Identification and functional characteristics of CHD1L gene variants implicated in human Müllerian duct anomalies.

ABSTRACT

BACKGROUND: Müllerian duct anomalies (MDAs) are congenital developmental disorders that present as a series of abnormalities within the reproductive tracts of females. Genetic factors are linked to MDAs and recent advancements in whole-exome sequencing (WES) provide innovative perspectives in this field. However, relevant mechanism has only been investigated in a restricted manner without clear elucidation of respective observations. METHODS: Our previous study reported that 2 of 12 patients with MDAs harbored the CHD1L variant c.348-1G>C. Subsequently, an additional 85 MDAs patients were recruited. Variants in CHD1L were screened through the in-house database of WES performed in the cohort and two cases were identified.
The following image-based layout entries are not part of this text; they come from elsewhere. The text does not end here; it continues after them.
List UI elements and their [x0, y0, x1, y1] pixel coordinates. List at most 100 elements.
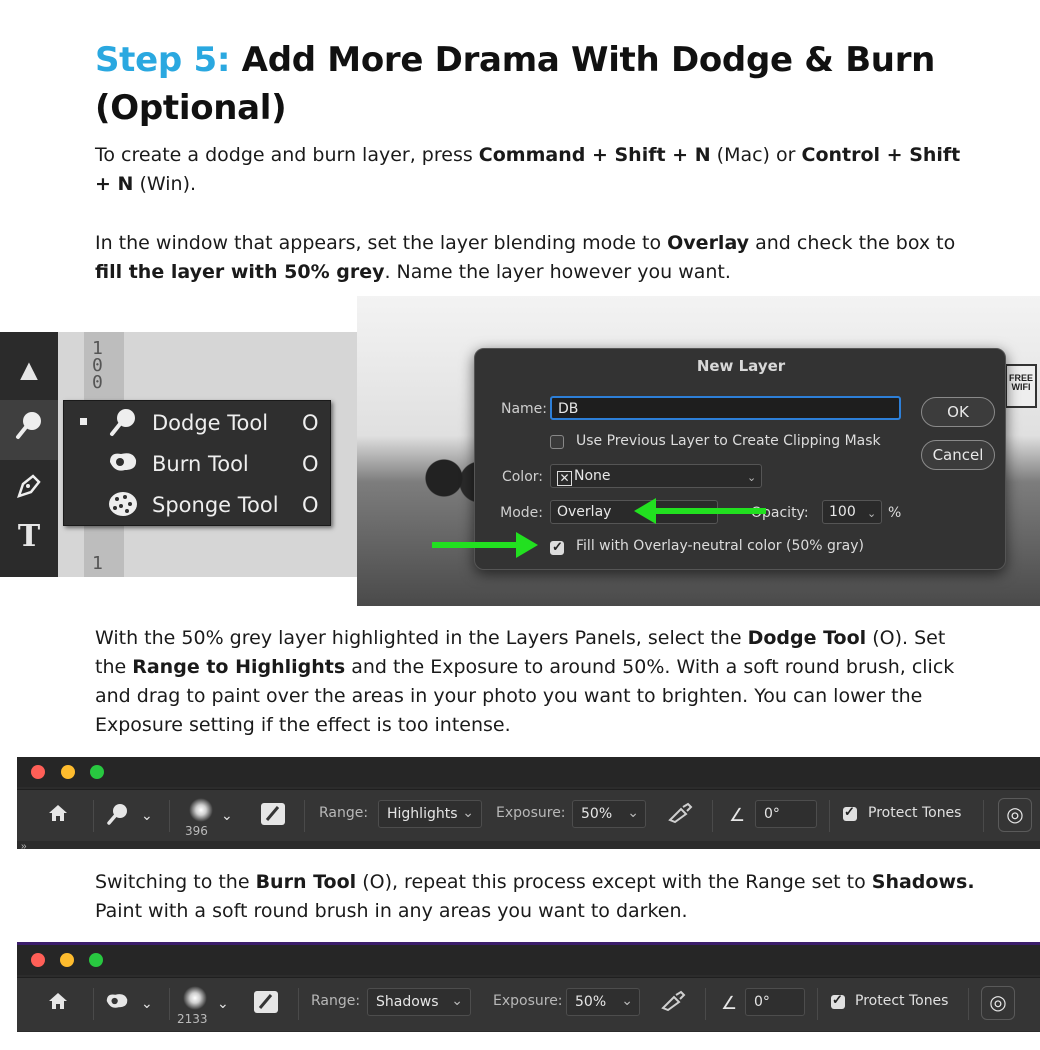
- chevron-down-icon: ⌄: [747, 471, 757, 484]
- range-value: Highlights: [387, 806, 458, 822]
- close-window-button[interactable]: [31, 765, 45, 779]
- paragraph-burn: Switching to the Burn Tool (O), repeat t…: [95, 868, 975, 926]
- flyout-item-label: Sponge Tool: [152, 493, 279, 517]
- pressure-icon[interactable]: ◎: [998, 798, 1032, 832]
- minimize-window-button[interactable]: [60, 953, 74, 967]
- divider: [817, 988, 818, 1020]
- fill-neutral-checkbox[interactable]: [550, 539, 564, 555]
- bold-text: Burn Tool: [255, 871, 357, 893]
- options-bar: ⌄ 396 ⌄ Range: Highlights ⌄ Exposure: 50%…: [17, 789, 1040, 841]
- home-icon[interactable]: [47, 990, 69, 1018]
- brush-preview-icon[interactable]: [183, 986, 207, 1010]
- airbrush-icon[interactable]: [667, 802, 693, 830]
- bold-text: Dodge Tool: [747, 627, 867, 649]
- shortcut-key: O: [302, 411, 319, 435]
- minimize-window-button[interactable]: [61, 765, 75, 779]
- cancel-button[interactable]: Cancel: [921, 440, 995, 470]
- divider: [705, 988, 706, 1020]
- protect-tones-checkbox[interactable]: [831, 992, 845, 1009]
- name-input[interactable]: DB: [550, 396, 901, 420]
- text: (Win).: [133, 173, 197, 195]
- burn-options-bar-screenshot: ⌄ 2133 ⌄ Range: Shadows ⌄ Exposure: 50% ⌄ …: [17, 942, 1040, 1032]
- shortcut-mac: Command + Shift + N: [478, 144, 711, 166]
- bold-text: fill the layer with 50% grey: [95, 261, 385, 283]
- divider: [93, 988, 94, 1020]
- opacity-value: 100: [829, 504, 856, 520]
- dialog-title: New Layer: [696, 357, 786, 375]
- type-icon[interactable]: T: [10, 518, 48, 556]
- triangle-icon[interactable]: ▲: [10, 352, 48, 390]
- brush-preview-icon[interactable]: [189, 798, 213, 822]
- exposure-value: 50%: [575, 994, 607, 1010]
- divider: [968, 988, 969, 1020]
- text: (Mac) or: [710, 144, 802, 166]
- dodge-tool-icon[interactable]: [105, 802, 131, 832]
- clipping-mask-checkbox[interactable]: [550, 435, 564, 449]
- exposure-value: 50%: [581, 806, 613, 822]
- chevron-down-icon[interactable]: ⌄: [141, 802, 153, 828]
- tools-panel: ▲ T: [0, 332, 58, 577]
- arrow-to-fill-checkbox: [432, 532, 538, 558]
- paragraph-shortcut: To create a dodge and burn layer, press …: [95, 141, 975, 199]
- text: To create a dodge and burn layer, press: [95, 144, 479, 166]
- chevron-down-icon[interactable]: ⌄: [217, 990, 229, 1016]
- pressure-icon[interactable]: ◎: [981, 986, 1015, 1020]
- divider: [93, 800, 94, 832]
- flyout-item-sponge[interactable]: Sponge Tool O: [64, 485, 332, 525]
- protect-tones-checkbox[interactable]: [843, 804, 857, 821]
- opacity-input[interactable]: 100 ⌄: [822, 500, 882, 524]
- pen-icon[interactable]: [10, 472, 48, 510]
- color-select[interactable]: ✕ None ⌄: [550, 464, 762, 488]
- close-window-button[interactable]: [31, 953, 45, 967]
- range-select[interactable]: Shadows ⌄: [367, 988, 471, 1016]
- angle-icon: ∠: [729, 805, 746, 825]
- burn-tool-icon[interactable]: [103, 990, 131, 1018]
- wifi-sign: FREE WIFI: [1005, 364, 1037, 408]
- shortcut-key: O: [302, 493, 319, 517]
- no-color-icon: ✕: [557, 471, 572, 486]
- flyout-item-label: Dodge Tool: [152, 411, 269, 435]
- exposure-label: Exposure:: [496, 805, 566, 821]
- chevron-down-icon: ⌄: [621, 993, 633, 1009]
- zoom-window-button[interactable]: [89, 953, 103, 967]
- range-select[interactable]: Highlights ⌄: [378, 800, 482, 828]
- exposure-input[interactable]: 50% ⌄: [572, 800, 646, 828]
- chevron-down-icon[interactable]: ⌄: [221, 802, 233, 828]
- color-value: None: [574, 468, 611, 484]
- text: . Name the layer however you want.: [384, 261, 731, 283]
- brush-size: 396: [185, 824, 208, 838]
- new-layer-dialog-screenshot: FREE WIFI New Layer Name: DB OK Cancel U…: [357, 296, 1040, 606]
- angle-input[interactable]: 0°: [755, 800, 817, 828]
- name-label: Name:: [500, 401, 547, 417]
- flyout-item-dodge[interactable]: Dodge Tool O: [64, 403, 332, 443]
- clipping-mask-label: Use Previous Layer to Create Clipping Ma…: [576, 433, 881, 449]
- brush-settings-icon[interactable]: [253, 990, 279, 1020]
- opacity-unit: %: [888, 505, 902, 521]
- dodge-tool-icon[interactable]: [10, 410, 48, 448]
- page-title: Step 5: Add More Drama With Dodge & Burn…: [95, 36, 995, 132]
- flyout-item-label: Burn Tool: [152, 452, 249, 476]
- ruler-tick: 0: [92, 372, 103, 393]
- brush-settings-icon[interactable]: [260, 802, 286, 832]
- home-icon[interactable]: [47, 802, 69, 830]
- window-titlebar: [17, 945, 1040, 975]
- chevron-down-icon: ⌄: [867, 507, 877, 520]
- burn-tool-icon: [106, 448, 140, 482]
- chevron-down-icon: ⌄: [462, 805, 474, 821]
- flyout-item-burn[interactable]: Burn Tool O: [64, 444, 332, 484]
- chevron-down-icon[interactable]: ⌄: [141, 990, 153, 1016]
- new-layer-dialog: New Layer Name: DB OK Cancel Use Previou…: [474, 348, 1006, 570]
- bold-text: Shadows.: [871, 871, 975, 893]
- ok-button[interactable]: OK: [921, 397, 995, 427]
- angle-input[interactable]: 0°: [745, 988, 805, 1016]
- protect-tones-label: Protect Tones: [855, 993, 949, 1009]
- paragraph-dialog-instructions: In the window that appears, set the laye…: [95, 229, 975, 287]
- airbrush-icon[interactable]: [660, 990, 686, 1018]
- divider: [983, 800, 984, 832]
- exposure-input[interactable]: 50% ⌄: [566, 988, 640, 1016]
- exposure-label: Exposure:: [493, 993, 563, 1009]
- brush-size: 2133: [177, 1012, 208, 1026]
- zoom-window-button[interactable]: [90, 765, 104, 779]
- range-value: Shadows: [376, 994, 439, 1010]
- selected-marker: [80, 418, 87, 425]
One presented with partial septate uterus with left renal agenesis and the other with complete septate uterus, duplicated cervices and longitudinal vaginal septum. The pathogenicity of the discovered variants was further assessed by molecular dynamics simulation and various functional assays. RESULTS: Ultimately, two novel heterozygous CHD1L variants, including a missense variant c.956G>A (p.R319Q) and a nonsense variant c.1831C>T (p.R611*) were observed. The variants were absent in 100 controls. Altogether, the contribution yield of CHD1L to MDAs was calculated as 4.12% (4/97). All three variants were assessed as pathogenic through various functional analysis. The splice-site variant c.348-1G>C resulted in a 11 bp sequence skipping in exon 4 of CHD1L and led to nonsense mediated decay of its transcripts. Unlike WT CHD1L, the truncated R611* protein mislocalized to the cytoplasm, abolish the ability of CHD1L to promote cell migration and failed to interact with PARP1 owing to the loss of macro domain. The R319Q variant exhibited conformational disparities and showed abnormal protein recruitment behavior through laser microirradiation comparing with the WT CHD1L. All these variants impaired the CHD1L function in DNA damage repair, thus participating in MDAs. CONCLUSIONS: The current study not only expands the mutational spectrum of CHD1L in MDAs but determines three variants as pathogenic according to ACMG guidelines with reliable functional evidence. Additionally, the impairment in DNA damage repair is an underlying mechanism involved in MDAs.